Oklahoma clerk appeals on same-sex marriage
on Aug 6, 2014 at 2:53 pm
The nation’s longest-running federal court challenge to a state ban on same-sex marriage — now in its tenth year — reached the Supreme Court on Wednesday. A county clerk in Oklahoma filed a petition seeking to defend that state’s ban, one day after a similar appeal was filed by Utah officials. The Oklahoma case (Smith v. Bishop) has been docketed as 14-136. Other cases are due at the Court soon.
The Oklahoma case has been underway since November 2004, and finally was decided by the U.S. Court of Appeals for the Tenth Circuit last month, in a split decision nullifying a state constitutional amendment approved by Oklahoma voters in 2004. That same appeals court had issued the similar ruling that is being challenged in the Utah case.
Although the Oklahoma amendment both bars same-sex marriages and bars recognition of any such marriages performed in other states for Oklahoma couples, the Tenth Circuit ruling dealt only with the marriage ban. It found, for procedural reasons, that it could not rule on the recognition question. Both are at issue in the Utah case.
The Oklahoma filing was by lawyers for Sally Howe Smith, who is a court clerk in Tulsa County. In lower courts, state officials supported Smith’s defense of the Oklahoma ban.
The petition argued that people across the nation are “engaged in an earnest public debate about the meaning, purpose, and future of marriage,” with varying results among the states.
But, it contended, the Tenth Circuit’s ruling nullifying the Oklahoma ban “would end this robust political debate. That court expanded the fundamental right to marry to include all relationships that provide ’emotional support’ and express ‘public commitment.'” (The quoted phrases were drawn from the opinion of the judge who dissented in the Tenth Circuit.)
The appeals court, the petition added, “broadly held that states may no longer define marriage as a man-woman union.” The Supreme Court, it said, “should grant review and return to the people this critical issue of marriage policy.”
Oklahoma voters moved to amend their state constitution to formalize a ban on same-sex marriages, not long after the Massachusetts Supreme Court Judicial Court, in 2003, had become the first court to nullify a state ban.
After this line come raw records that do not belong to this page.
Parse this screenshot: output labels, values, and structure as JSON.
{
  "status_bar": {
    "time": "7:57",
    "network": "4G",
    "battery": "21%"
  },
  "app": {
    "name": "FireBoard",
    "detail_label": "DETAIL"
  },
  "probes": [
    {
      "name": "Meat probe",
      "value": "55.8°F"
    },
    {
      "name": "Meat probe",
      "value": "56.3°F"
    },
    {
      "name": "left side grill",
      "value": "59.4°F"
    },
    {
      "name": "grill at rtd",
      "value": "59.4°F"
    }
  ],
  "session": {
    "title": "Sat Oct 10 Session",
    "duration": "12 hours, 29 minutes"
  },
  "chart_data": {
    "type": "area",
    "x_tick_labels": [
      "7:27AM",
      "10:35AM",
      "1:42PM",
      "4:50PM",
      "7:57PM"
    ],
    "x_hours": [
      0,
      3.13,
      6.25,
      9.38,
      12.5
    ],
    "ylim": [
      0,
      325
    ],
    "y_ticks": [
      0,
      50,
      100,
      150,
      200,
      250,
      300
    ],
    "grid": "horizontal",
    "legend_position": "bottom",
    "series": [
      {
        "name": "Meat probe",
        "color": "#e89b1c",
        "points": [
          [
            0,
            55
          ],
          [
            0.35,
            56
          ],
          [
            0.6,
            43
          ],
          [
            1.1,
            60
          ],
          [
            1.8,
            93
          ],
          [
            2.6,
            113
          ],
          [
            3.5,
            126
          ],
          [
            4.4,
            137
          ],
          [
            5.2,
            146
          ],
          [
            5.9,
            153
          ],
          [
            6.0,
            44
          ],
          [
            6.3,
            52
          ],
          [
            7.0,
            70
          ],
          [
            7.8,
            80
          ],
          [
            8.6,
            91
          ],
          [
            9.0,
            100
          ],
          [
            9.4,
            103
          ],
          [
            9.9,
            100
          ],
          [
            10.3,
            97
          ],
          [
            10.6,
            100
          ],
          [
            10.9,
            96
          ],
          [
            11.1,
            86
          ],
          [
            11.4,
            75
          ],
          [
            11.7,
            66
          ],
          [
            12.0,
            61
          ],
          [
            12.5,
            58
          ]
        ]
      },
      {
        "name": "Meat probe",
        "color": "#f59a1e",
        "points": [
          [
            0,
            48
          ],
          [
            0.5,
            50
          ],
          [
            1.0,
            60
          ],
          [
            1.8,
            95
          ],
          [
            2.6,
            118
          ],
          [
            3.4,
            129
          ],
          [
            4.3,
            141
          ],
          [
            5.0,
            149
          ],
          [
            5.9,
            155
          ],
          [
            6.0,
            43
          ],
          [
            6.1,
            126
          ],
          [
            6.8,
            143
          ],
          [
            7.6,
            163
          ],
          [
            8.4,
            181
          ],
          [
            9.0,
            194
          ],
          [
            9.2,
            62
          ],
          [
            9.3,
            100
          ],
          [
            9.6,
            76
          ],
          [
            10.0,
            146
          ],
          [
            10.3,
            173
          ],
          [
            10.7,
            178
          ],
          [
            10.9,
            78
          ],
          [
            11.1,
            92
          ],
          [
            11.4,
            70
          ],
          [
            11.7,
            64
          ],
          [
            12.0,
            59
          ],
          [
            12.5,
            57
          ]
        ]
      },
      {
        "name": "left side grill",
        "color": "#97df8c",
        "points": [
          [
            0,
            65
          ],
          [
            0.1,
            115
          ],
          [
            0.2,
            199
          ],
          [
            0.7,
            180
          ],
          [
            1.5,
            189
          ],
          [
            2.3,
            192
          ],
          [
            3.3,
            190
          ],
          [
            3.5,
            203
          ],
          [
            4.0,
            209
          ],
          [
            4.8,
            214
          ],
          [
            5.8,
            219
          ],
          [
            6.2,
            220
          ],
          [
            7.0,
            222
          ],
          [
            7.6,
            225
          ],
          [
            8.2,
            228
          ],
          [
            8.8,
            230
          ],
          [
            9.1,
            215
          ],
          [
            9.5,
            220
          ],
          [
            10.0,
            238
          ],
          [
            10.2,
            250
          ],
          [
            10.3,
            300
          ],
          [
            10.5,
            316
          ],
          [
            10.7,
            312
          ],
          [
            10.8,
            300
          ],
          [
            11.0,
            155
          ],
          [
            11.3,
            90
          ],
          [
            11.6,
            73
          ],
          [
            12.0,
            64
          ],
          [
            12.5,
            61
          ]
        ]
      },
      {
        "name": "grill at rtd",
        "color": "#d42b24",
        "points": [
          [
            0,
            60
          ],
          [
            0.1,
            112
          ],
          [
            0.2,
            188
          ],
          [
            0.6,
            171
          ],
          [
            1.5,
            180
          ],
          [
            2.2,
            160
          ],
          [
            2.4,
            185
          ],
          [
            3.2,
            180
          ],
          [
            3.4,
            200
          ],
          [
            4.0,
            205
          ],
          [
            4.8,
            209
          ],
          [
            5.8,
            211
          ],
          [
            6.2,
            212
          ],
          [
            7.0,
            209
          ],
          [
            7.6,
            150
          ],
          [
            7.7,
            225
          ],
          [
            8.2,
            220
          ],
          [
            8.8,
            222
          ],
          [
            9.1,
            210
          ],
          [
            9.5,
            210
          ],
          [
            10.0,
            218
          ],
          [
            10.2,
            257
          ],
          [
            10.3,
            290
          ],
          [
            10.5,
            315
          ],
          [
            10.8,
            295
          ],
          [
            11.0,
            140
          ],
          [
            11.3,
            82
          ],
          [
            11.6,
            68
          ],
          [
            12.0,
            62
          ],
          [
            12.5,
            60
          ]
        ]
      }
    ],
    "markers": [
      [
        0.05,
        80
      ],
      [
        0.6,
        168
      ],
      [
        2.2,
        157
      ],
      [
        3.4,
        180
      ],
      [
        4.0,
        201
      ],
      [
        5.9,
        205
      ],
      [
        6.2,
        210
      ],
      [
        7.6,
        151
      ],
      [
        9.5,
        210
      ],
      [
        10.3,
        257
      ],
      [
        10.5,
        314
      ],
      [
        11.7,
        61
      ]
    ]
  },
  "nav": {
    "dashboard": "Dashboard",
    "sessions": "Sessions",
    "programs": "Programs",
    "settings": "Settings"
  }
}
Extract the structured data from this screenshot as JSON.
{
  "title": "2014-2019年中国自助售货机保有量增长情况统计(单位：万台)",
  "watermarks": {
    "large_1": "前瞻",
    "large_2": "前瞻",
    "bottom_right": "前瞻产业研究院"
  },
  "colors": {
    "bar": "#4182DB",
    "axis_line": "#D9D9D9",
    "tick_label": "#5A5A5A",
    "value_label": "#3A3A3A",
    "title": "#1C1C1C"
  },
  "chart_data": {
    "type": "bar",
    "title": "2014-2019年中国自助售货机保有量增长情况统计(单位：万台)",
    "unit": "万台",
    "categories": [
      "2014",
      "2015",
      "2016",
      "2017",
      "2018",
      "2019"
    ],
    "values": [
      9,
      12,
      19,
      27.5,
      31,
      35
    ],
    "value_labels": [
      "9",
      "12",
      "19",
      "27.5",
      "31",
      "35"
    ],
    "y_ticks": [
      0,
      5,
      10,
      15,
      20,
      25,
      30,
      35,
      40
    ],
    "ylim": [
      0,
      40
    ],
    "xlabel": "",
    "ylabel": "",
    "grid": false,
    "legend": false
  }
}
Soon after the amendment passed, the Bishop lawsuit was filed.
The Tenth Circuit decision against the Oklahoma ban is on hold during the appeal to the Supreme Court.
Meanwhile, on Wednesday afternoon, the U.S. Court of Appeals for the Sixth Circuit held back-to-back hearings in Cincinnati on six same-sex marriage case taken to that court from each state in the circuit: Kentucky, Michigan, Ohio, and Tennessee. Two of the cases are from Ohio and two from Tennessee.
Among those six cases, both the marriage celebration and marriage recognition issues are at stake.